ANRIはこれまでにも渋谷に「Good Morning Building by anri(GMB)」、本郷に「Nest Hongo」という名称でそれぞれインキュベーション施設を運営してきた。これらの機能をCIRCLEに集約し、リアルでのコミュニケーションを強化している。ちなみにANRIのメンバーは、「基本出社」をルールとしている。

投資家が(投資先の成長を人事や広報などで支援する、いわゆる「グロースチーム」のように)いろんな機能を強化するのはすてきですが、僕はそこに情熱がありません。むしろスタートアップの方が先に進化することもあります。

ならばこの場所を大きくしていくことにこそ意味があると思います。創業期の不確実性が高いところを、心穏やかに挑戦してもらうことが大事です。起業は心が折れることもあります。そんなときに同期や仲間がいるのは強いと思っています。(佐俣氏)

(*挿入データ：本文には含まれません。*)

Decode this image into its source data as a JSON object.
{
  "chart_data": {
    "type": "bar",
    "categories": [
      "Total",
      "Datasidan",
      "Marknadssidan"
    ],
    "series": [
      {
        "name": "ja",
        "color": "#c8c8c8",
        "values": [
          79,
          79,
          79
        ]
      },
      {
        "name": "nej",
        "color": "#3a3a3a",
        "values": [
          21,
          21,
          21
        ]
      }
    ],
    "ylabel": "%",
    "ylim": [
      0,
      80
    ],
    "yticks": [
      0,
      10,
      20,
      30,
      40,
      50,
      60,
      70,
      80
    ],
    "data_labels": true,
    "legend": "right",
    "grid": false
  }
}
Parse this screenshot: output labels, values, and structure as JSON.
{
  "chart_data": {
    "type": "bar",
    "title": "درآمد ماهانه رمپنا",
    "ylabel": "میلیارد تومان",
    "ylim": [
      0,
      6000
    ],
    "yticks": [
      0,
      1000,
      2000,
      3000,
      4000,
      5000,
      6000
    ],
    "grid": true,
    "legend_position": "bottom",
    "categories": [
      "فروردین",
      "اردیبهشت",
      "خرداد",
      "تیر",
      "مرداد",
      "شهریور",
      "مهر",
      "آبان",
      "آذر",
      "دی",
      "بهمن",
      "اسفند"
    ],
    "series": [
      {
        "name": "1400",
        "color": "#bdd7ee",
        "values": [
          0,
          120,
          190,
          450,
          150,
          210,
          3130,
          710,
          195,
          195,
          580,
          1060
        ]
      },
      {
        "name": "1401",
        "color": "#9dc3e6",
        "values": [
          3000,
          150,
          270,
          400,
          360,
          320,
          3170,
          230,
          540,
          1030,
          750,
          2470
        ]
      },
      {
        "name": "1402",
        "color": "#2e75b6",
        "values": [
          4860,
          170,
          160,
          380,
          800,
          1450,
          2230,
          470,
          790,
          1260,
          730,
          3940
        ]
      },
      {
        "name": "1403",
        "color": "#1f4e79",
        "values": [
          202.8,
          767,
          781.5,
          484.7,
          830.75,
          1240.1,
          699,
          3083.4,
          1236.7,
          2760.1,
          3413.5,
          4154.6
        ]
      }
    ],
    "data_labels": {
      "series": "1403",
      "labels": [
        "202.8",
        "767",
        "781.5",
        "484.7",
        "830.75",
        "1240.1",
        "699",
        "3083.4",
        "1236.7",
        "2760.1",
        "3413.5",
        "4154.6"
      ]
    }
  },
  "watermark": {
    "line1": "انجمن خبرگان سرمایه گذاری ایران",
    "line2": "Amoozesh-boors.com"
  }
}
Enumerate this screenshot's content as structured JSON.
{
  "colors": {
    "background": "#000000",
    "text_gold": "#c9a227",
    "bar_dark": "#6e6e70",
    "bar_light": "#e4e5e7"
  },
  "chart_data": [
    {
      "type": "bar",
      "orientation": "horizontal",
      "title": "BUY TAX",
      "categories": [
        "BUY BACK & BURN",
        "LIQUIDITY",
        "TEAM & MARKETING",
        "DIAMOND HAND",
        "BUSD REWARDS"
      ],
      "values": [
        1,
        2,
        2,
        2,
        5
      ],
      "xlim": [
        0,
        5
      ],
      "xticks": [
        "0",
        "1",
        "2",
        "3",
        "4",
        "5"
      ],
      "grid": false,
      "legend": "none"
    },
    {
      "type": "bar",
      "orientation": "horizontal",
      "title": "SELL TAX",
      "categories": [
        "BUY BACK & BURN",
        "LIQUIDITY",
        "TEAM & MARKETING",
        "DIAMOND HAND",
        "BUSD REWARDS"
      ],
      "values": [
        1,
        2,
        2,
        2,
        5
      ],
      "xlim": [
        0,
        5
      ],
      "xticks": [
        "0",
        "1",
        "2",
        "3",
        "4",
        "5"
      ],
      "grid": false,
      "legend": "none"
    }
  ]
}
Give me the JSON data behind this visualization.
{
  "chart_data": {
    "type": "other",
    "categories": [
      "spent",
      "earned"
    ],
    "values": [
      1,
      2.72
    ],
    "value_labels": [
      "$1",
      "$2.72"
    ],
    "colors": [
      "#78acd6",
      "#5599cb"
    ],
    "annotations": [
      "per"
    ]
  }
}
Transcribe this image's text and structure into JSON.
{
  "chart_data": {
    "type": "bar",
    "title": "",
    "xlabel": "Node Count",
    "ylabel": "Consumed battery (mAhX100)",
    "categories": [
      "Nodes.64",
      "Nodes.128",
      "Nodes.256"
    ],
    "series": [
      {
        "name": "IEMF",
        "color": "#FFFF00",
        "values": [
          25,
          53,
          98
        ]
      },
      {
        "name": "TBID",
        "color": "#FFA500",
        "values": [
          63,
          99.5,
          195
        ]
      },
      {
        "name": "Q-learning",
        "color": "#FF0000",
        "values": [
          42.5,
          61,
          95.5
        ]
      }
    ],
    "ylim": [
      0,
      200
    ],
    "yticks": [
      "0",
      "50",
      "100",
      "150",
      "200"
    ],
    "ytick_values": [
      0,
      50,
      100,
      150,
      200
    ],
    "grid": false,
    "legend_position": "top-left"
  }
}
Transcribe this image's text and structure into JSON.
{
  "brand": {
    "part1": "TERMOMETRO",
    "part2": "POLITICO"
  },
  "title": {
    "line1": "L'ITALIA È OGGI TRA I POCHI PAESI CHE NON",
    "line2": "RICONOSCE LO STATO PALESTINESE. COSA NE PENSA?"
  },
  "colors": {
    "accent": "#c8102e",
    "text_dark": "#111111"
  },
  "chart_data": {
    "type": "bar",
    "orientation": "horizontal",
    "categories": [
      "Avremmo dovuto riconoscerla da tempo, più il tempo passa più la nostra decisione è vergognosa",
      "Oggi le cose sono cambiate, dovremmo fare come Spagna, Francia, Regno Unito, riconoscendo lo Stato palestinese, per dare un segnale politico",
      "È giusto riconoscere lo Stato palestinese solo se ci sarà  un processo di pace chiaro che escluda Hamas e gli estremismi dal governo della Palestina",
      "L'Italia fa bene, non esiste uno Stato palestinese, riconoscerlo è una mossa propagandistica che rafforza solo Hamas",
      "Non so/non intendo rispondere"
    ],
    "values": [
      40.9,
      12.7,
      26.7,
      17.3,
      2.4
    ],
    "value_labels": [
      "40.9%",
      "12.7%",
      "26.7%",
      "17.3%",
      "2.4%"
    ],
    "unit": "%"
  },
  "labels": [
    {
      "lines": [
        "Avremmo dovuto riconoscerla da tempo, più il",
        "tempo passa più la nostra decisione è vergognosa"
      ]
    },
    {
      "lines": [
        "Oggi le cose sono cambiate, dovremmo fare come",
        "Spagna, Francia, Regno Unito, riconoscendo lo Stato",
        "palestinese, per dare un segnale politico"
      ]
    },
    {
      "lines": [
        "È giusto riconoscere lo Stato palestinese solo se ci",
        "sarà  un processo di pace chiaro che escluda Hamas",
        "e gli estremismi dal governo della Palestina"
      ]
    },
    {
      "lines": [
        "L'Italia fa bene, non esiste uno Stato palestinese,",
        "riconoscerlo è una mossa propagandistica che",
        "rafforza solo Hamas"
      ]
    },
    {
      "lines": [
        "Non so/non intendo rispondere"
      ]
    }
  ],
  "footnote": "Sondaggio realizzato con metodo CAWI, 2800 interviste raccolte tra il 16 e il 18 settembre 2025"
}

3000万円出資、インキュベーションオフィス入居の投資プログラムも実施

またCIRCLEの開設に合わせて、ANRIはプログラム形式でのスタートアップ投資も実施する。プログラム名は「ANRI VORTEX」。第1期として、最大5社のスタートアップを採択する予定で、採択企業には(1)3000万円の出資(条件はJ-KISS、ポストバリュエーションキャップ3億円、ディスカウント無し)、(2)CIRCLEへの入居、(3)他の投資先企業とのネットワーキング、(4)ANRIのベンチャーキャピタリストによる支援──の4点が提供される。

応募対象の事業領域は不問。構想段階もしくはシード期、エクイティ調達未実施(エンジェル投資は可、エクイティ調達済みの場合は応相談)のスタートアップを対象とするが、学生の応募も可としている。書類応募は3月17日まで、特設サイトから応募できる。